Wealth, A Marital Aphrodisiac
I put on my penguin reading glasses (my dears, at my advanced age, I will admit to using bi-focals) and took a gander after many a decade at Jane Austen’s “Pride and Prejudice.” (Do love the classics.)
And I had forgotten about that opening statement pondered by scholars and PhD’s and other students low these many, many years. (And who am I, a mere penguin to even think about commenting on such an important literary classic, I am Horace Horatio III, that’s who.)
“It is a truth universally acknowledged, that a single man in possession of a good fortune, must be in want of a wife.” (Opening sentence, Jane Austen’s “Pride and Prejudice.”)
Well that was back in 1797, (my goodness, written even before I was born) and it is now the year 2007. Quite some time has passed. My.
And when I read that sentence in the year 2007, I thought to myself, “a single man in possession of a good fortune can get pretty much any wife he wants, thank you very much.
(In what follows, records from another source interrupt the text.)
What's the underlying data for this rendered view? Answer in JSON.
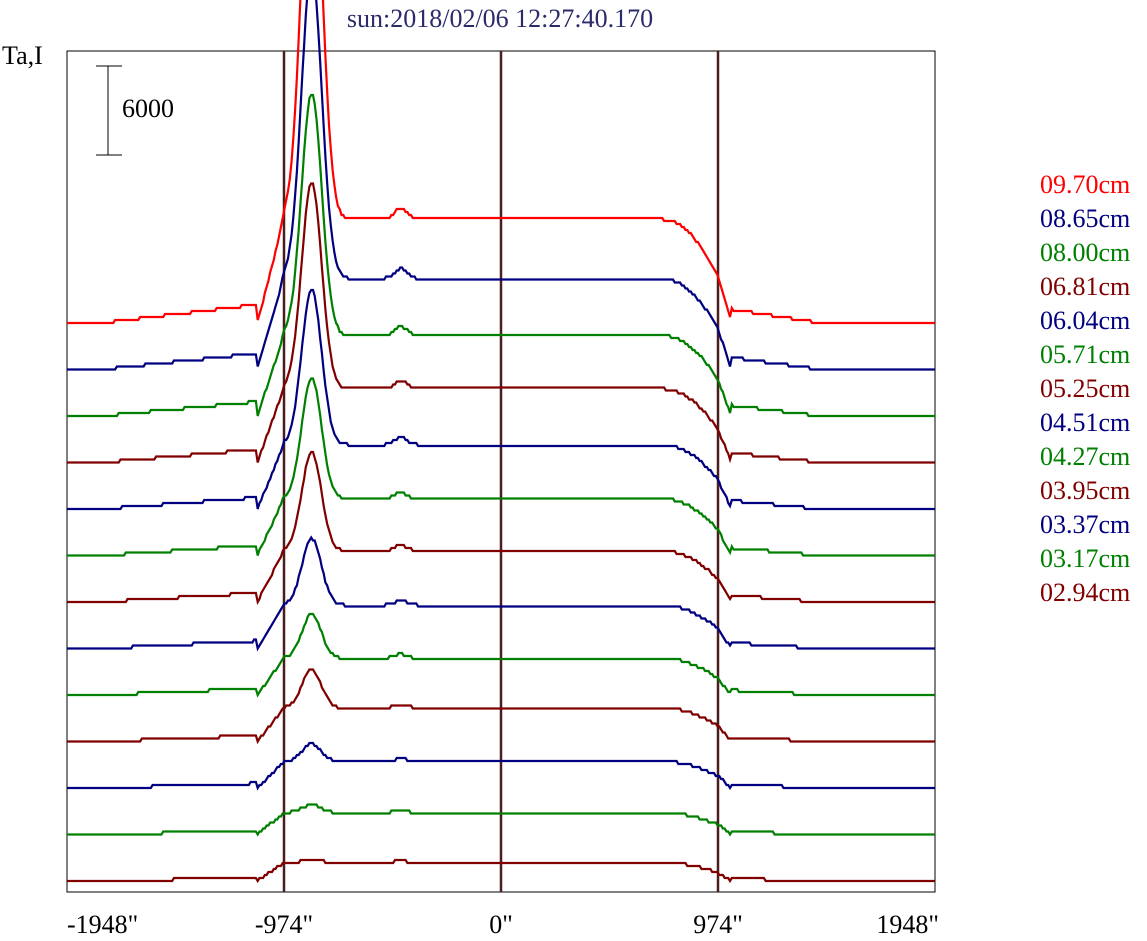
{
  "chart_data": {
    "type": "line",
    "title": "sun:2018/02/06 12:27:40.170",
    "ylabel": "Ta,I",
    "scale_bar_label": "6000",
    "x_ticks": [
      "-1948\"",
      "-974\"",
      "0\"",
      "974\"",
      "1948\""
    ],
    "x_tick_values": [
      -1948,
      -974,
      0,
      974,
      1948
    ],
    "xlim": [
      -1948,
      1948
    ],
    "vertical_markers": [
      -974,
      0,
      974
    ],
    "series": [
      {
        "name": "09.70cm",
        "color": "#ff0000",
        "peak": 1.0
      },
      {
        "name": "08.65cm",
        "color": "#000080",
        "peak": 0.9
      },
      {
        "name": "08.00cm",
        "color": "#008000",
        "peak": 0.82
      },
      {
        "name": "06.81cm",
        "color": "#800000",
        "peak": 0.78
      },
      {
        "name": "06.04cm",
        "color": "#000080",
        "peak": 0.7
      },
      {
        "name": "05.71cm",
        "color": "#008000",
        "peak": 0.64
      },
      {
        "name": "05.25cm",
        "color": "#800000",
        "peak": 0.6
      },
      {
        "name": "04.51cm",
        "color": "#000080",
        "peak": 0.52
      },
      {
        "name": "04.27cm",
        "color": "#008000",
        "peak": 0.45
      },
      {
        "name": "03.95cm",
        "color": "#800000",
        "peak": 0.44
      },
      {
        "name": "03.37cm",
        "color": "#000080",
        "peak": 0.34
      },
      {
        "name": "03.17cm",
        "color": "#008000",
        "peak": 0.28
      },
      {
        "name": "02.94cm",
        "color": "#800000",
        "peak": 0.24
      }
    ],
    "baseline_colors": [
      "#800000",
      "#008000",
      "#000080",
      "#800000",
      "#000080",
      "#008000",
      "#800000",
      "#000080",
      "#008000",
      "#800000",
      "#000080",
      "#008000",
      "#800000"
    ]
  }
}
No matter how ugly or unpleasant he may be, a wealthy man will never die alone, that is if he doesn’t feel like it.”
(And I think that applies to wealthy women as well.)
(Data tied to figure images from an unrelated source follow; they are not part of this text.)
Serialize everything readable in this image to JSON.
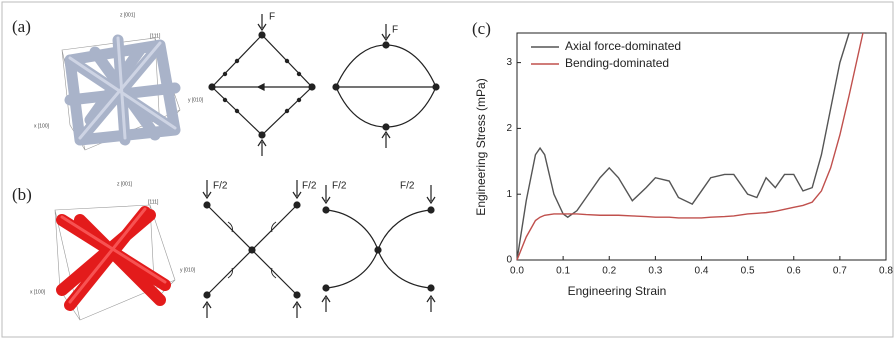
{
  "panel_labels": [
    "(a)",
    "(b)",
    "(c)"
  ],
  "cube_labels": {
    "a": [
      "z [001]",
      "[111]",
      "y [010]",
      "x [100]"
    ],
    "b": [
      "z [001]",
      "[111]",
      "y [010]",
      "x [100]"
    ]
  },
  "force_labels": {
    "a": [
      "F",
      "F"
    ],
    "b": [
      "F/2",
      "F/2",
      "F/2",
      "F/2"
    ]
  },
  "chart_data": {
    "type": "line",
    "x_label": "Engineering Strain",
    "y_label": "Engineering Stress (mPa)",
    "x": [
      0,
      0.02,
      0.04,
      0.05,
      0.06,
      0.08,
      0.1,
      0.11,
      0.13,
      0.15,
      0.18,
      0.2,
      0.22,
      0.25,
      0.28,
      0.3,
      0.33,
      0.35,
      0.38,
      0.4,
      0.42,
      0.45,
      0.47,
      0.5,
      0.52,
      0.54,
      0.56,
      0.58,
      0.6,
      0.62,
      0.64,
      0.66,
      0.68,
      0.7,
      0.72,
      0.75
    ],
    "series": [
      {
        "name": "Axial force-dominated",
        "color": "#555555",
        "values": [
          0,
          0.9,
          1.6,
          1.7,
          1.6,
          1.0,
          0.7,
          0.65,
          0.75,
          0.95,
          1.25,
          1.4,
          1.25,
          0.9,
          1.1,
          1.25,
          1.2,
          0.95,
          0.85,
          1.05,
          1.25,
          1.3,
          1.3,
          1.0,
          0.95,
          1.25,
          1.1,
          1.3,
          1.3,
          1.05,
          1.1,
          1.6,
          2.3,
          3.0,
          3.45,
          null
        ]
      },
      {
        "name": "Bending-dominated",
        "color": "#c0504d",
        "values": [
          0,
          0.35,
          0.6,
          0.65,
          0.68,
          0.7,
          0.7,
          0.7,
          0.7,
          0.69,
          0.68,
          0.68,
          0.68,
          0.67,
          0.66,
          0.65,
          0.65,
          0.64,
          0.64,
          0.64,
          0.65,
          0.66,
          0.67,
          0.7,
          0.71,
          0.72,
          0.74,
          0.77,
          0.8,
          0.83,
          0.88,
          1.05,
          1.4,
          1.9,
          2.5,
          3.45
        ]
      }
    ],
    "xlim": [
      0,
      0.8
    ],
    "xticks": [
      {
        "value": 0,
        "label": "0.0"
      },
      0.1,
      0.2,
      0.3,
      0.4,
      0.5,
      0.6,
      0.7,
      0.8
    ],
    "ylim": [
      0,
      3.45
    ],
    "yticks": [
      0,
      1,
      2,
      3
    ],
    "legend": "top-left"
  }
}
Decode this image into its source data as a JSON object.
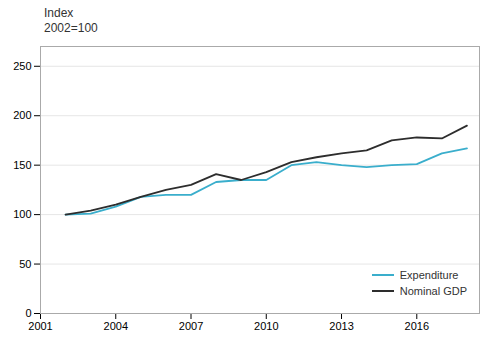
{
  "chart_data": {
    "type": "line",
    "ylabel": "Index\n2002=100",
    "x": [
      2002,
      2003,
      2004,
      2005,
      2006,
      2007,
      2008,
      2009,
      2010,
      2011,
      2012,
      2013,
      2014,
      2015,
      2016,
      2017,
      2018
    ],
    "series": [
      {
        "name": "Expenditure",
        "color": "#3aaecc",
        "values": [
          100,
          101,
          108,
          118,
          120,
          120,
          133,
          135,
          135,
          150,
          153,
          150,
          148,
          150,
          151,
          162,
          167
        ]
      },
      {
        "name": "Nominal GDP",
        "color": "#2d2d2d",
        "values": [
          100,
          104,
          110,
          118,
          125,
          130,
          141,
          135,
          143,
          153,
          158,
          162,
          165,
          175,
          178,
          177,
          190
        ]
      }
    ],
    "xlim": [
      2001,
      2018.5
    ],
    "xticks": [
      2001,
      2004,
      2007,
      2010,
      2013,
      2016
    ],
    "ylim": [
      0,
      270
    ],
    "yticks": [
      0,
      50,
      100,
      150,
      200,
      250
    ],
    "grid": true,
    "legend": "lower right"
  }
}
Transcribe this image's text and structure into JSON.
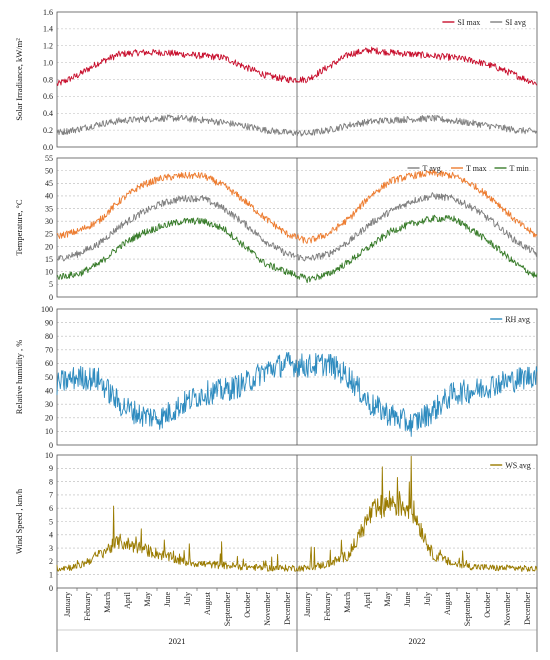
{
  "years": [
    "2021",
    "2022"
  ],
  "months": [
    "January",
    "February",
    "March",
    "April",
    "May",
    "June",
    "July",
    "August",
    "September",
    "October",
    "November",
    "December"
  ],
  "chart_data": [
    {
      "type": "line",
      "ylabel": "Solar Irradiance, kW/m²",
      "ylim": [
        0.0,
        1.6
      ],
      "yticks": [
        "0.0",
        "0.2",
        "0.4",
        "0.6",
        "0.8",
        "1.0",
        "1.2",
        "1.4",
        "1.6"
      ],
      "grid": true,
      "legend": "top-right",
      "x_unit": "month (Jan 2021 – Dec 2022, monthly samples)",
      "series": [
        {
          "name": "SI max",
          "color": "#c8102e",
          "values": [
            0.74,
            0.85,
            1.0,
            1.1,
            1.12,
            1.12,
            1.1,
            1.08,
            1.06,
            0.95,
            0.85,
            0.8,
            0.8,
            0.95,
            1.1,
            1.15,
            1.12,
            1.1,
            1.08,
            1.06,
            1.02,
            0.95,
            0.85,
            0.75
          ]
        },
        {
          "name": "SI avg",
          "color": "#808080",
          "values": [
            0.17,
            0.21,
            0.27,
            0.31,
            0.33,
            0.34,
            0.34,
            0.32,
            0.29,
            0.25,
            0.2,
            0.17,
            0.16,
            0.2,
            0.26,
            0.3,
            0.32,
            0.33,
            0.34,
            0.31,
            0.28,
            0.24,
            0.2,
            0.18
          ]
        }
      ]
    },
    {
      "type": "line",
      "ylabel": "Temperature, °C",
      "ylim": [
        0,
        55
      ],
      "yticks": [
        "0",
        "5",
        "10",
        "15",
        "20",
        "25",
        "30",
        "35",
        "40",
        "45",
        "50",
        "55"
      ],
      "grid": true,
      "legend": "top-right",
      "series": [
        {
          "name": "T avg",
          "color": "#7f7f7f",
          "values": [
            15,
            17,
            21,
            28,
            33,
            37,
            39,
            39,
            35,
            29,
            22,
            17,
            15,
            17,
            22,
            29,
            34,
            38,
            40,
            39,
            35,
            29,
            22,
            17
          ]
        },
        {
          "name": "T max",
          "color": "#ed7d31",
          "values": [
            24,
            26,
            30,
            38,
            44,
            47,
            48,
            48,
            44,
            38,
            31,
            25,
            22,
            25,
            31,
            40,
            46,
            48,
            49,
            48,
            44,
            38,
            30,
            24
          ]
        },
        {
          "name": "T min",
          "color": "#3a7d2c",
          "values": [
            8,
            9,
            13,
            20,
            25,
            28,
            30,
            30,
            27,
            20,
            13,
            10,
            7,
            9,
            14,
            20,
            26,
            29,
            31,
            31,
            26,
            20,
            13,
            8
          ]
        }
      ]
    },
    {
      "type": "line",
      "ylabel": "Relative humidity , %",
      "ylim": [
        0,
        100
      ],
      "yticks": [
        "0",
        "10",
        "20",
        "30",
        "40",
        "50",
        "60",
        "70",
        "80",
        "90",
        "100"
      ],
      "grid": true,
      "legend": "top-right",
      "series": [
        {
          "name": "RH avg",
          "color": "#2e8bbf",
          "values": [
            45,
            50,
            48,
            30,
            22,
            20,
            30,
            38,
            40,
            45,
            55,
            60,
            58,
            60,
            50,
            30,
            22,
            15,
            25,
            38,
            40,
            45,
            48,
            52
          ]
        }
      ]
    },
    {
      "type": "line",
      "ylabel": "Wind Speed , km/h",
      "ylim": [
        0,
        10
      ],
      "yticks": [
        "0",
        "1",
        "2",
        "3",
        "4",
        "5",
        "6",
        "7",
        "8",
        "9",
        "10"
      ],
      "grid": true,
      "legend": "top-right",
      "series": [
        {
          "name": "WS avg",
          "color": "#9a7b00",
          "values": [
            1.5,
            1.6,
            2.5,
            3.5,
            3.0,
            2.5,
            2.0,
            1.8,
            1.7,
            1.6,
            1.5,
            1.5,
            1.5,
            1.8,
            2.5,
            5.5,
            6.5,
            6.0,
            2.5,
            1.8,
            1.6,
            1.5,
            1.5,
            1.4
          ]
        }
      ]
    }
  ]
}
Such a cynic that my vast and important life has made me.
But it is my observation that this notion of “inner beauty” and “inner wealth,” although much chit chatted about, doesn’t really count for much, or if truth be told, if anything, when it comes right down to this mating thing.
Well, looks help, but wealth is so much more of an marital aphrodisiac.
There’s nothing like a good bankruptcy to find out who your friends really are, or if you end up with any friends at all. So the wealthy out there, do stay solvent and prosper and pick the human of your dreams. Most likely he or she will be most obliging.